28 mai 2020

Temps de lecture : 3 min

S’adapter au « monde d’après » au nom de l’évolution et non pas de la Morale

Yannick Augrandenis, Associate Partner de l’agence PLEAD plaide pour la théorie de Darwin en ces temps de crise. il rejette la notion de morale au profit de celle de l'évolution prônée par le paléontologue anglais établie dans ses travaux sur l'évolution des espèces vivantes.

Yannick Augrandenis, Associate Partner de l’agence PLEAD plaide pour la théorie de Darwin en ces temps de crise. il rejette la notion de morale au profit de celle de l’évolution prônée par le paléontologue anglais et établie dans ses travaux sur l’évolution des espèces vivantes.

« Non à un retour à la normale ». La tribune signée par plus de 200 artistes et scientifique est une semonce pour changer. Les 100 propositions de Nicolas Hulot tracent la voie d’un monde nouveau. Chaque jour, les injonctions aux changements se multiplient, parfois en s’arrêtant simplement au constat, au recyclage d’idées anciennes ou aux bons sentiments. Que ce soit sur la question de la reprise, des dividendes ou de la rémunération des dirigeants, les débats sur le rôle de l’entreprise durant la crise sont totalement confisqués par les questions morales. Est-ce le bon niveau d’analyse pour faire face ou surmonter une crise telle que nous la visons ?

« la loi du mieux adapté »

Les crises sanitaires et économiques que nous traversons montrent bien que les entreprises ne peuvent s’extraire des principes darwiniens qui régissent l’ensemble des écosystèmes. Que nous apprend l’auteur britannique qui peut inspirer les chefs d’entreprise dans leur conduite de la crise ? Tout d’abord, l’entreprise, dont la vocation est d’évoluer, le fait en interaction permanente avec son environnement.
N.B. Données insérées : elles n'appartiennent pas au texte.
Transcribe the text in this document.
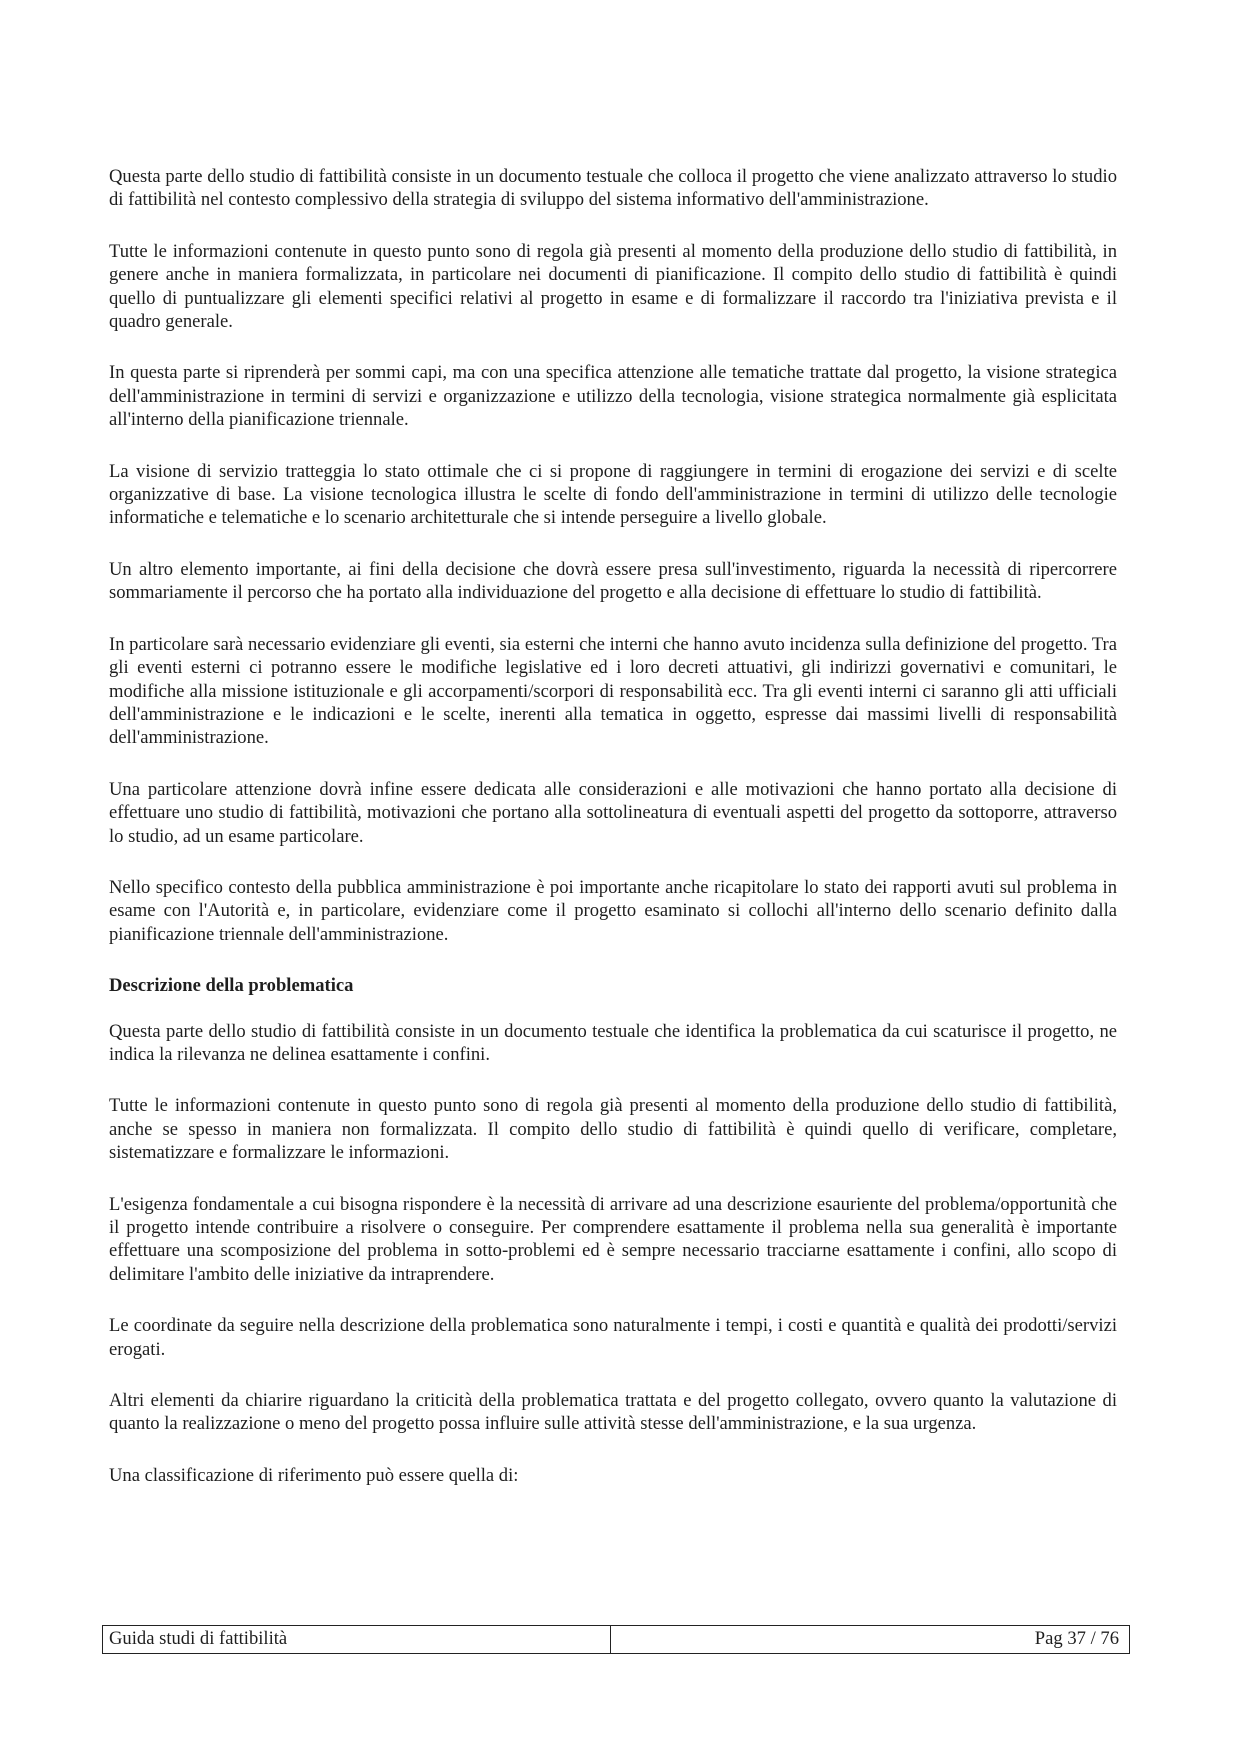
Questa parte dello studio di fattibilità consiste in un documento testuale che colloca il progetto che viene analizzato attraverso lo studio di fattibilità nel contesto complessivo della strategia di sviluppo del sistema informativo dell'amministrazione.

Tutte le informazioni contenute in questo punto sono di regola già presenti al momento della produzione dello studio di fattibilità, in genere anche in maniera formalizzata, in particolare nei documenti di pianificazione. Il compito dello studio di fattibilità è quindi quello di puntualizzare gli elementi specifici relativi al progetto in esame e di formalizzare il raccordo tra l'iniziativa prevista e il quadro generale.

In questa parte si riprenderà per sommi capi, ma con una specifica attenzione alle tematiche trattate dal progetto, la visione strategica dell'amministrazione in termini di servizi e organizzazione e utilizzo della tecnologia, visione strategica normalmente già esplicitata all'interno della pianificazione triennale.

La visione di servizio tratteggia lo stato ottimale che ci si propone di raggiungere in termini di erogazione dei servizi e di scelte organizzative di base. La visione tecnologica illustra le scelte di fondo dell'amministrazione in termini di utilizzo delle tecnologie informatiche e telematiche e lo scenario architetturale che si intende perseguire a livello globale.

Un altro elemento importante, ai fini della decisione che dovrà essere presa sull'investimento, riguarda la necessità di ripercorrere sommariamente il percorso che ha portato alla individuazione del progetto e alla decisione di effettuare lo studio di fattibilità.

In particolare sarà necessario evidenziare gli eventi, sia esterni che interni che hanno avuto incidenza sulla definizione del progetto. Tra gli eventi esterni ci potranno essere le modifiche legislative ed i loro decreti attuativi, gli indirizzi governativi e comunitari, le modifiche alla missione istituzionale e gli accorpamenti/scorpori di responsabilità ecc. Tra gli eventi interni ci saranno gli atti ufficiali dell'amministrazione e le indicazioni e le scelte, inerenti alla tematica in oggetto, espresse dai massimi livelli di responsabilità dell'amministrazione.

Una particolare attenzione dovrà infine essere dedicata alle considerazioni e alle motivazioni che hanno portato alla decisione di effettuare uno studio di fattibilità, motivazioni che portano alla sottolineatura di eventuali aspetti del progetto da sottoporre, attraverso lo studio, ad un esame particolare.

Nello specifico contesto della pubblica amministrazione è poi importante anche ricapitolare lo stato dei rapporti avuti sul problema in esame con l'Autorità e, in particolare, evidenziare come il progetto esaminato si collochi all'interno dello scenario definito dalla pianificazione triennale dell'amministrazione.

Descrizione della problematica

Questa parte dello studio di fattibilità consiste in un documento testuale che identifica la problematica da cui scaturisce il progetto, ne indica la rilevanza ne delinea esattamente i confini.

Tutte le informazioni contenute in questo punto sono di regola già presenti al momento della produzione dello studio di fattibilità, anche se spesso in maniera non formalizzata. Il compito dello studio di fattibilità è quindi quello di verificare, completare, sistematizzare e formalizzare le informazioni.

L'esigenza fondamentale a cui bisogna rispondere è la necessità di arrivare ad una descrizione esauriente del problema/opportunità che il progetto intende contribuire a risolvere o conseguire. Per comprendere esattamente il problema nella sua generalità è importante effettuare una scomposizione del problema in sotto-problemi ed è sempre necessario tracciarne esattamente i confini, allo scopo di delimitare l'ambito delle iniziative da intraprendere.

Le coordinate da seguire nella descrizione della problematica sono naturalmente i tempi, i costi e quantità e qualità dei prodotti/servizi erogati.

Altri elementi da chiarire riguardano la criticità della problematica trattata e del progetto collegato, ovvero quanto la valutazione di quanto la realizzazione o meno del progetto possa influire sulle attività stesse dell'amministrazione, e la sua urgenza.

Una classificazione di riferimento può essere quella di:

Guida studi di fattibilità	Pag 37 / 76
L’entreprise évolue au contact de son milieu qui co- évolue lui-même en permanence. L’évolution ne se fait pas sur le principe « la loi du plus fort », qui est une vision dévoyée, mais sur le principe « la loi du mieux adapté ». En synthèse donc : pour évoluer, l’entreprise doit prendre en compte son écosystème, penser ses interactions avec son milieu et mettre en œuvre des stratégies diversifiées pour maximiser ses chances d’adaptation.
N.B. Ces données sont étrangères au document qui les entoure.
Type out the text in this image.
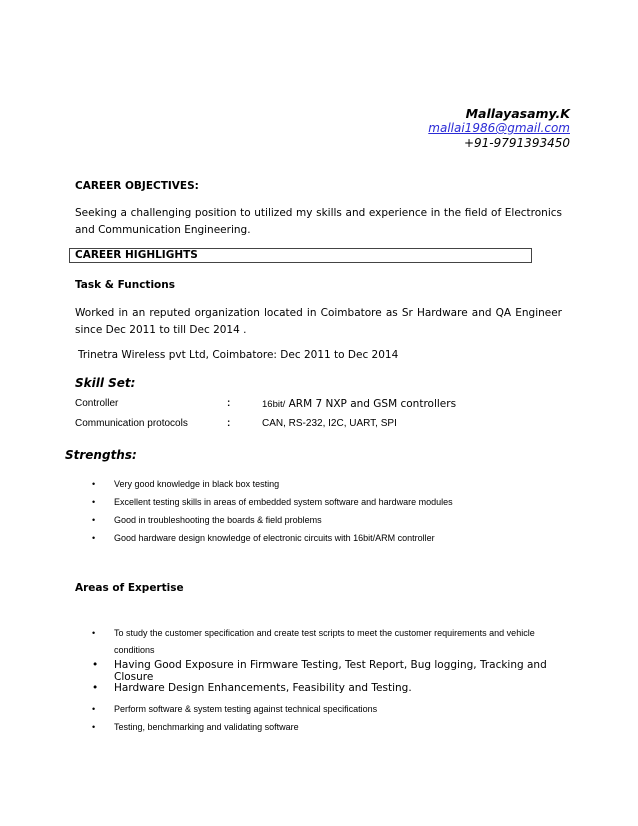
Mallayasamy.K
mallai1986@gmail.com
+91-9791393450
CAREER OBJECTIVES:
Seeking a challenging position to utilized my skills and experience in the field of Electronics and Communication Engineering.
CAREER HIGHLIGHTS
Task & Functions
Worked in an reputed organization located in Coimbatore as Sr Hardware and QA Engineer since Dec 2011 to till Dec 2014 .
Trinetra Wireless pvt Ltd, Coimbatore: Dec 2011 to Dec 2014
Skill Set:
Controller	:	16bit/ ARM 7 NXP and GSM controllers
Communication protocols	:	CAN, RS-232, I2C, UART, SPI
Strengths:
• Very good knowledge in black box testing
• Excellent testing skills in areas of embedded system software and hardware modules
• Good in troubleshooting the boards & field problems
• Good hardware design knowledge of electronic circuits with 16bit/ARM controller
Areas of Expertise
• To study the customer specification and create test scripts to meet the customer requirements and vehicle conditions
• Having Good Exposure in Firmware Testing, Test Report, Bug logging, Tracking and Closure
• Hardware Design Enhancements, Feasibility and Testing.
• Perform software & system testing against technical specifications
• Testing, benchmarking and validating software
« au milieu du jour d’après »

Les crises, par essence, remettent en question les écosystèmes et les milieux. Ainsi, pour les traverser et se préparer au monde d’après crise, -c’est à dire au « milieu du jour d’après »-, le dirigeant de l’entreprise peut identifier une double voie à emprunter : s’adapter en répondant aux exigences du milieu ou entrer dans un processus co-évolutif avec son environnement pour favoriser sa stratégie.

«The  licence to operate »

En termes de communication, la « communication d’engagement » qui a pour objectif de permettre aux entreprises de conserver et renforcer leur « licence to operate », une sorte de permis sociétal d’agir, pour se développer et prospérer est bien sûr importante. Bien loin des principes moraux qui laisseraient entendre que l’entreprise doit faire de la politique ou se substituer aux États, l’entreprise, selon les enseignements de la théorie de l’évolution, doit contribuer au co-développement de son écosystème. À noter qu’elle le fait naturellement en produisant des produits et des services de qualité, en distribuant des salaires, en innovant, en formant ses équipes, en rémunérant le risque des investisseurs ou en payant des taxes. L’évolution des attentes sociétales sont, dans ce contexte, des marqueurs des mutations du milieu que l’entreprise doit considérer ou traiter pour s’adapter avec de nouvelles contributions : innover pour favoriser la transition écologique, développer l’employabilité, etc.

Faire adhérer l’ensemble de leurs parties prenantes

Enfin, l’entreprise a le devoir de s’assurer que son environnement co-évolue favorablement pour la mise en œuvre de sa stratégie. Le paléoanthropologue Pascal Picq, spécialiste de l’évolution qui a élargi le champ d’application des principaux enseignements, estime dans une interview parue le 4 avril que les grandes entreprises doivent « faire adhérer l’ensemble de leurs parties prenantes à un système de valeurs partagées ». Pour y parvenir, l’entreprise a plusieurs leviers stratégiques pour assurer son évolution : pérennisation des relations avec les fournisseurs, interactions constantes avec le législateur pour préserver l’environnement réglementaire, mobilisation pour mener des rapports de force ou construction d’alliances pour peser plus fortement sur l’environnement.

Les entreprises, comme l’ensemble des êtres et des organisations, doivent s’adapter pour le « monde d’après ». Pas au nom de la morale mais au nom de l’évolution.